Of course in our struggle to expel the imps from the invention, an immense amount of experimenting had to be done, but it wasn’t many days before we could talk back and forth and hear each other’s voice. It is, however, hard for me to realize now that it was not until the following March that I heard a complete and intelligible sentence. It made such an impression upon me that I wrote that first sentence in a book I have always preserved. The occasion had not been arranged and rehearsed as I suspect the sending of the first message over the Morse telegraph had been years before, for instead of that noble first telegraphic message—“What hath God wrought?” the first message of the telephone was: “Mr. Watson, come here, I want you.” Perhaps, if Mr. Bell had realized that he was about to make a bit of history, he would have been prepared with a more sounding and interesting sentence.

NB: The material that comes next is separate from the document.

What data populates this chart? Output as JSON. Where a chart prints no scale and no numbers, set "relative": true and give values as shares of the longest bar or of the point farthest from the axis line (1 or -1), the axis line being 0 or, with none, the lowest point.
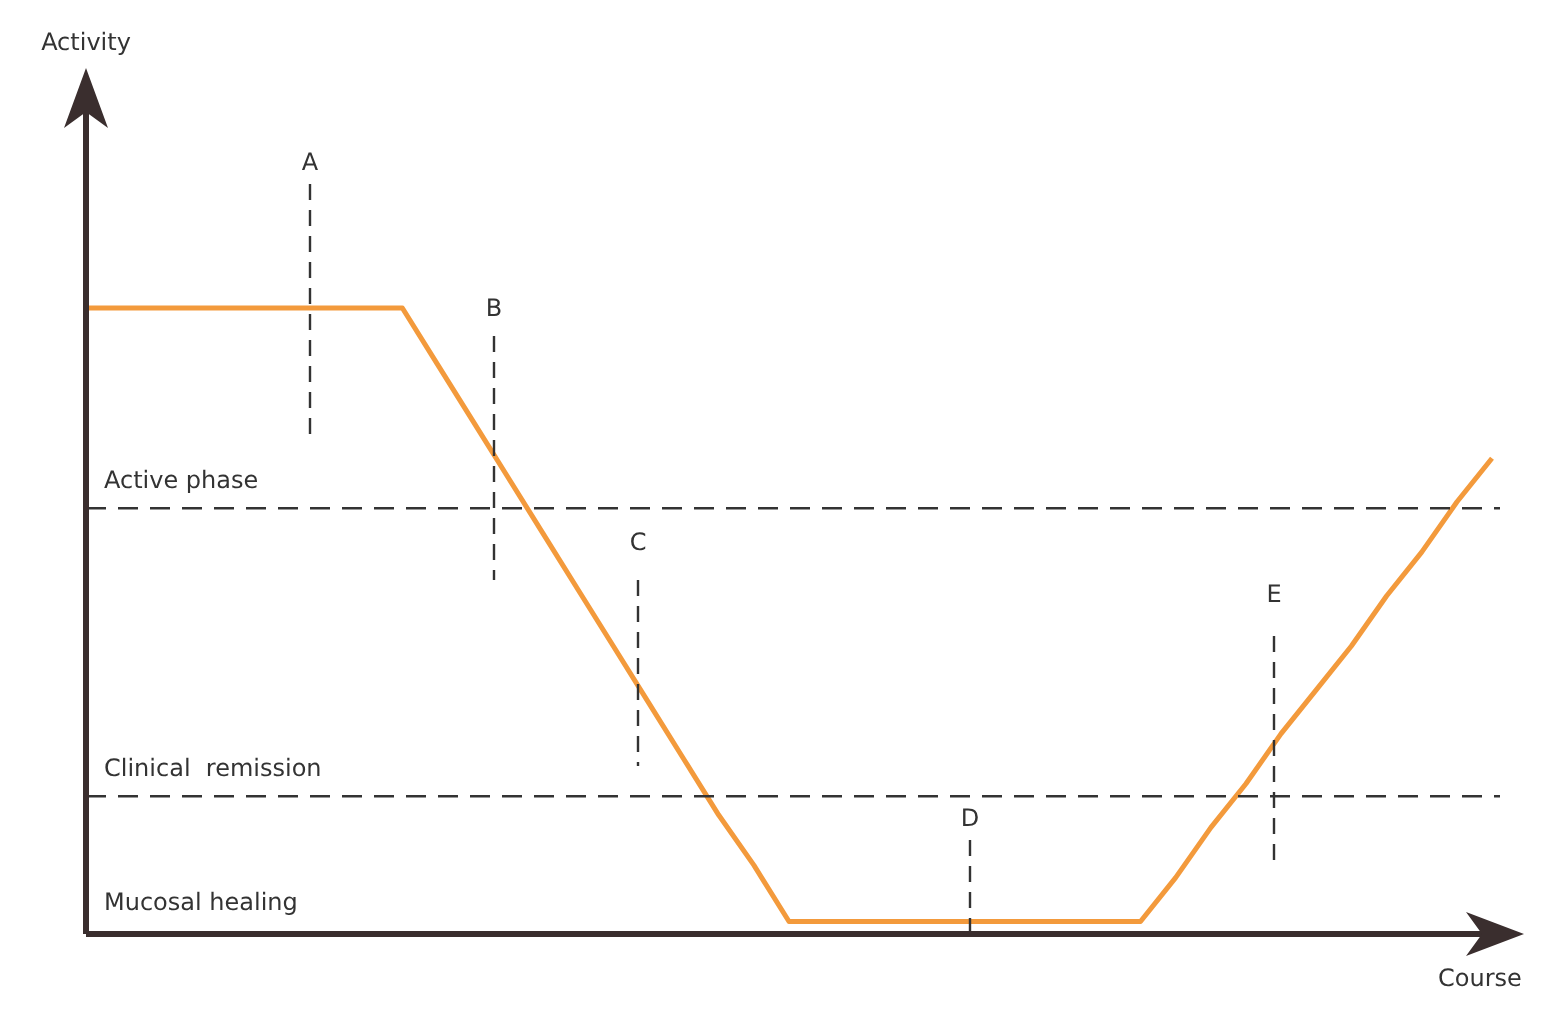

Soon after the first telephones were made, Bell hired two rooms on the top floor of an inexpensive boarding house at No. 5 Exeter Place, Boston, since demolished to make room for mercantile buildings. He slept in one room; the other he fitted up as a laboratory. I ran a wire for him between the two rooms and after that time practically all his experimenting was done there. It was here one evening when I had gone there to help him test some improvement and to spend the night with him, that I heard the first complete sentence I have just told you about. Matters began to move more rapidly, and during the summer of 1876 the telephone was talking so well that one didn’t have to ask the other man to say it over again more than three or four times before one could understand quite well, if the sentences were simple.

The Centennial Exposition

This was the year of the Centennial Exposition at Philadelphia, and Bell decided to make an exhibit there. I was still working for Williams, and one of the jobs I did for Bell was to construct a telephone of each form that had been devised up to that time. These were the first nicely finished instruments that had been made. There had been no money nor time to waste on polish or non-essentials. But these Centennial telephones were done up in the highest style of the art. You could see your face in them. These aristocratic telephones worked finely, in spite of their glitter, when Sir William Thompson tried them at Philadelphia that summer. I was as proud as Bell himself, when I read Sir William’s report, wherein he said after giving an account of the tests: “I need hardly say I was astonished and delighted, so were the others who witnessed the experiment and verified with their own ears the electric transmission of speech. This, perhaps, the greatest marvel hitherto achieved by electric telegraph, has been obtained by appliances of quite a homespun and rudimentary character.” I have never forgiven Sir William for that last line. Homespun!

Experimentation

However, I recovered from this blow, and soon after Mr. Gardiner G. Hubbard, afterwards Mr. Bell’s father-in-law, offered me an interest in Bell’s patents if I would give up my work at Williams’ and devote my time to the telephone. I accepted, although I wasn’t altogether sure it was a wise thing to do from a financial standpoint. My contract stipulated that I was to work under Mr. Bell’s directions, on the harmonic telegraph as well as on the speaking telephone, for the two men who were paying the bills still thought there was something in the former invention, although very little attention had been given to its vagaries after the June 2nd discovery.